People in some regions (eg, Thailand, China, and Japan) opted for makeshift alternatives or repeated usage of disposable surgical masks. Notably, improper use of face masks, such as not changing disposable masks, could jeopardise the protective effect and even increase the risk of infection.

Consideration should also be given to variations in societal and cultural paradigms of mask usage. The contrast between face mask use as hygienic practice (i.e, in many Asian countries) or as something only people who are unwell do (i.e, in European and North American countries) has induced stigmatisation and racial aggravations, for which further public education is needed. One advantage of universal use of face masks is that it prevents discrimination of individuals who wear masks when unwell because everybody is wearing a mask.

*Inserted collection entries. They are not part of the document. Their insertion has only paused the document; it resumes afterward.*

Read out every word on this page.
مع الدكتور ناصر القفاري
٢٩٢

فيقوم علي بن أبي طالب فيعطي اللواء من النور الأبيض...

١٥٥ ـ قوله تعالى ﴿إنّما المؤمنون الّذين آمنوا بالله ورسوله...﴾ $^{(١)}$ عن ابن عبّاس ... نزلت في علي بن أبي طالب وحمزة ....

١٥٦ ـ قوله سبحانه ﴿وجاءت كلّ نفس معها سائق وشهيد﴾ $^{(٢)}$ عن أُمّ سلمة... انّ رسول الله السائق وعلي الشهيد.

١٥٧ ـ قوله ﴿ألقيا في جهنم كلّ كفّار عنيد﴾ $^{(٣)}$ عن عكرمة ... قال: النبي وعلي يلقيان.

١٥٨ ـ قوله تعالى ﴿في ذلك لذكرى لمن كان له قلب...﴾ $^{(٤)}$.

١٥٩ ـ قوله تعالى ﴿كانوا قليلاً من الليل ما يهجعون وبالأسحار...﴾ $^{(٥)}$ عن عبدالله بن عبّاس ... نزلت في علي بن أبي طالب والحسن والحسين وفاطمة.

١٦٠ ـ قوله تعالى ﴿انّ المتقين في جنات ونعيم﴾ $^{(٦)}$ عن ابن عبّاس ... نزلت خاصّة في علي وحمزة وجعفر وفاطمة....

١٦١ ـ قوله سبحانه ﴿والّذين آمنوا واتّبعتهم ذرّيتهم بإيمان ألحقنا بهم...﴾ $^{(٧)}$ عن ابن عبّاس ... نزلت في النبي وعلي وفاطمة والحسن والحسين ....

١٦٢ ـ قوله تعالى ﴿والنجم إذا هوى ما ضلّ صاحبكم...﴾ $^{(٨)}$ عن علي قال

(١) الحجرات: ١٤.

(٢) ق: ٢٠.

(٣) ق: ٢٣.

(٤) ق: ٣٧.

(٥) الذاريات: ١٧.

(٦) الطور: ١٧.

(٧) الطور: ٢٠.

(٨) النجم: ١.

It is time for governments and public health agencies to make rational recommendations on appropriate face mask use to complement their recommendations on other preventive measures, such as hand hygiene. WHO currently recommends that people should wear face masks if they have respiratory symptoms or if they are caring for somebody with symptoms. Perhaps it would also be rational to recommend that people in quarantine wear face masks if they need to leave home for any reason, to prevent potential asymptomatic or presymptomatic transmission. In addition, vulnerable populations, such as older adults and those with underlying medical conditions, should wear face masks if available. Universal use of face masks could be considered if supplies permit. In parallel, urgent research on the duration of protection of face masks, the measures to prolong life of disposable masks, and the invention on reusable masks should be encouraged. Taiwan had the foresight to create a large stockpile of face masks; other countries or regions might now consider this as part of future pandemic plans.